Boston Christmas Tree

From Wikipedia, the free encyclopedia

Every Christmas since 1971, Nova Scotia has donated a large Christmas tree to the City of Boston in thanks and remembrance for the help the Boston Red Cross and the Massachusetts Public Safety Committee provided immediately after the Halifax Explosion. The tree is Boston's official Christmas tree and is lit in the Boston Common throughout the holiday season. Knowing its symbolic importance to both cities, the Nova Scotia Department of Natural Resources has specific guidelines for selecting the tree. It must be an attractive balsam fir, white spruce or red spruce, 12 to 16 meters (40 to 50 feet) tall, healthy with good color, medium to heavy density, uniform and symmetrical and easy to access.[1]
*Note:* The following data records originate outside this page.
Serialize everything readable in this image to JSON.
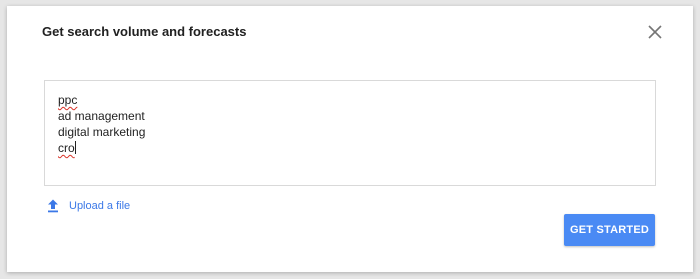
{
  "dialog": {
    "title": "Get search volume and forecasts",
    "close_icon": "close-icon"
  },
  "keywords_input": {
    "lines": [
      "ppc",
      "ad management",
      "digital marketing",
      "cro"
    ],
    "spellcheck_flagged": [
      "ppc",
      "cro"
    ]
  },
  "upload": {
    "icon": "upload-icon",
    "label": "Upload a file"
  },
  "actions": {
    "primary_label": "GET STARTED"
  },
  "colors": {
    "accent": "#4a8af4",
    "link": "#3b78e7"
  }
}
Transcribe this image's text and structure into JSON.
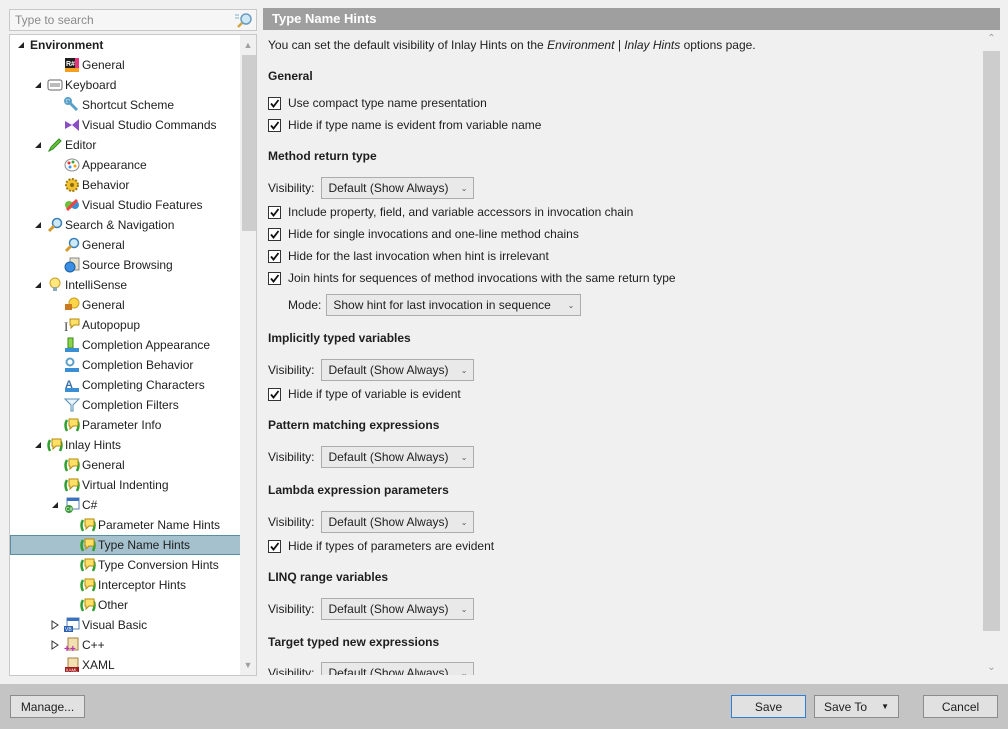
{
  "search": {
    "placeholder": "Type to search",
    "value": ""
  },
  "tree": {
    "items": [
      {
        "label": "Environment",
        "level": 0,
        "toggle": "expanded",
        "icon": "none",
        "bold": true
      },
      {
        "label": "General",
        "level": 2,
        "toggle": "none",
        "icon": "resharper-icon"
      },
      {
        "label": "Keyboard",
        "level": 1,
        "toggle": "expanded",
        "icon": "keyboard-icon"
      },
      {
        "label": "Shortcut Scheme",
        "level": 2,
        "toggle": "none",
        "icon": "wrench-icon"
      },
      {
        "label": "Visual Studio Commands",
        "level": 2,
        "toggle": "none",
        "icon": "visual-studio-icon"
      },
      {
        "label": "Editor",
        "level": 1,
        "toggle": "expanded",
        "icon": "pencil-icon"
      },
      {
        "label": "Appearance",
        "level": 2,
        "toggle": "none",
        "icon": "palette-icon"
      },
      {
        "label": "Behavior",
        "level": 2,
        "toggle": "none",
        "icon": "gear-icon"
      },
      {
        "label": "Visual Studio Features",
        "level": 2,
        "toggle": "none",
        "icon": "features-icon"
      },
      {
        "label": "Search & Navigation",
        "level": 1,
        "toggle": "expanded",
        "icon": "magnifier-icon"
      },
      {
        "label": "General",
        "level": 2,
        "toggle": "none",
        "icon": "magnifier-icon"
      },
      {
        "label": "Source Browsing",
        "level": 2,
        "toggle": "none",
        "icon": "globe-document-icon"
      },
      {
        "label": "IntelliSense",
        "level": 1,
        "toggle": "expanded",
        "icon": "lightbulb-icon"
      },
      {
        "label": "General",
        "level": 2,
        "toggle": "none",
        "icon": "plug-bulb-icon"
      },
      {
        "label": "Autopopup",
        "level": 2,
        "toggle": "none",
        "icon": "autopopup-icon"
      },
      {
        "label": "Completion Appearance",
        "level": 2,
        "toggle": "none",
        "icon": "completion-appearance-icon"
      },
      {
        "label": "Completion Behavior",
        "level": 2,
        "toggle": "none",
        "icon": "completion-behavior-icon"
      },
      {
        "label": "Completing Characters",
        "level": 2,
        "toggle": "none",
        "icon": "completing-characters-icon"
      },
      {
        "label": "Completion Filters",
        "level": 2,
        "toggle": "none",
        "icon": "filter-icon"
      },
      {
        "label": "Parameter Info",
        "level": 2,
        "toggle": "none",
        "icon": "inlay-hint-icon"
      },
      {
        "label": "Inlay Hints",
        "level": 1,
        "toggle": "expanded",
        "icon": "inlay-hint-icon"
      },
      {
        "label": "General",
        "level": 2,
        "toggle": "none",
        "icon": "inlay-hint-icon"
      },
      {
        "label": "Virtual Indenting",
        "level": 2,
        "toggle": "none",
        "icon": "inlay-hint-icon"
      },
      {
        "label": "C#",
        "level": 2,
        "toggle": "expanded",
        "icon": "csharp-icon"
      },
      {
        "label": "Parameter Name Hints",
        "level": 3,
        "toggle": "none",
        "icon": "inlay-hint-icon"
      },
      {
        "label": "Type Name Hints",
        "level": 3,
        "toggle": "none",
        "icon": "inlay-hint-icon",
        "selected": true
      },
      {
        "label": "Type Conversion Hints",
        "level": 3,
        "toggle": "none",
        "icon": "inlay-hint-icon"
      },
      {
        "label": "Interceptor Hints",
        "level": 3,
        "toggle": "none",
        "icon": "inlay-hint-icon"
      },
      {
        "label": "Other",
        "level": 3,
        "toggle": "none",
        "icon": "inlay-hint-icon"
      },
      {
        "label": "Visual Basic",
        "level": 2,
        "toggle": "collapsed",
        "icon": "vb-icon"
      },
      {
        "label": "C++",
        "level": 2,
        "toggle": "collapsed",
        "icon": "cpp-icon"
      },
      {
        "label": "XAML",
        "level": 2,
        "toggle": "none",
        "icon": "xaml-icon"
      }
    ]
  },
  "page": {
    "title": "Type Name Hints",
    "intro_prefix": "You can set the default visibility of Inlay Hints on the ",
    "intro_link": "Environment | Inlay Hints",
    "intro_suffix": " options page.",
    "visibility_label": "Visibility:",
    "mode_label": "Mode:",
    "sections": {
      "general": {
        "title": "General",
        "checkboxes": [
          {
            "label": "Use compact type name presentation",
            "checked": true
          },
          {
            "label": "Hide if type name is evident from variable name",
            "checked": true
          }
        ]
      },
      "method_return": {
        "title": "Method return type",
        "visibility": "Default (Show Always)",
        "checkboxes": [
          {
            "label": "Include property, field, and variable accessors in invocation chain",
            "checked": true
          },
          {
            "label": "Hide for single invocations and one-line method chains",
            "checked": true
          },
          {
            "label": "Hide for the last invocation when hint is irrelevant",
            "checked": true
          },
          {
            "label": "Join hints for sequences of method invocations with the same return type",
            "checked": true
          }
        ],
        "mode": "Show hint for last invocation in sequence"
      },
      "implicit_vars": {
        "title": "Implicitly typed variables",
        "visibility": "Default (Show Always)",
        "checkboxes": [
          {
            "label": "Hide if type of variable is evident",
            "checked": true
          }
        ]
      },
      "pattern": {
        "title": "Pattern matching expressions",
        "visibility": "Default (Show Always)"
      },
      "lambda": {
        "title": "Lambda expression parameters",
        "visibility": "Default (Show Always)",
        "checkboxes": [
          {
            "label": "Hide if types of parameters are evident",
            "checked": true
          }
        ]
      },
      "linq": {
        "title": "LINQ range variables",
        "visibility": "Default (Show Always)"
      },
      "target_typed": {
        "title": "Target typed new expressions",
        "visibility": "Default (Show Always)"
      }
    }
  },
  "footer": {
    "manage_label": "Manage...",
    "save_label": "Save",
    "save_to_label": "Save To",
    "cancel_label": "Cancel"
  },
  "colors": {
    "header_bg": "#9f9f9f",
    "selection_bg": "#a5c1cd",
    "selection_border": "#5c8ea3",
    "footer_bg": "#c4c4c4",
    "default_button_border": "#2f7fd6"
  }
}
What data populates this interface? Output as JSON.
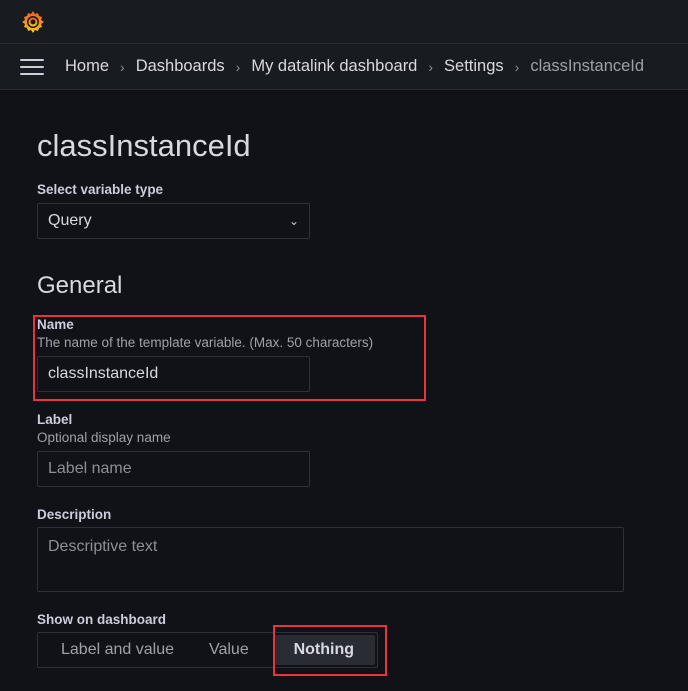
{
  "breadcrumbs": [
    "Home",
    "Dashboards",
    "My datalink dashboard",
    "Settings",
    "classInstanceId"
  ],
  "page_title": "classInstanceId",
  "variable_type": {
    "label": "Select variable type",
    "value": "Query"
  },
  "section_general": "General",
  "name": {
    "label": "Name",
    "description": "The name of the template variable. (Max. 50 characters)",
    "value": "classInstanceId"
  },
  "label": {
    "label": "Label",
    "description": "Optional display name",
    "placeholder": "Label name"
  },
  "description": {
    "label": "Description",
    "placeholder": "Descriptive text"
  },
  "show_on_dashboard": {
    "label": "Show on dashboard",
    "options": [
      "Label and value",
      "Value",
      "Nothing"
    ],
    "selected": "Nothing"
  },
  "colors": {
    "highlight": "#e5363d",
    "logo": "#f46800"
  }
}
For the Christmas tree extension specialist the "tree can be elusive, the demands excessive, and the job requires remembering the locations of the best specimens in the province and persuading the people who own them to give them up for a pittance." Most donors are "honored to give up their trees... [and] most will gladly watch their towering trees fall" since everyone knows the reason it is being sent to Boston. Nova Scotian "children study [the explosion] in school and they know Boston was one of the first responders, and really a lifesaver." The trees "don't often come from tree farms, but from open land where they can grow tall and full." It is so important to the people of Nova Scotia that "people have cried over it, argued about it, even penned song lyrics in its honor."[2]

[edit] References

  1. ^ Hana Janjigian Heald (December 15, 2006). "Nova Scotia's Christmas Tree gift to Boston has a Dedham connection". The Dedham Times 14 (51): 3–3. 
  2. ^ Keith O'Brien (November 26, 2006). "Oh! Christmas tree". The Boston Globe.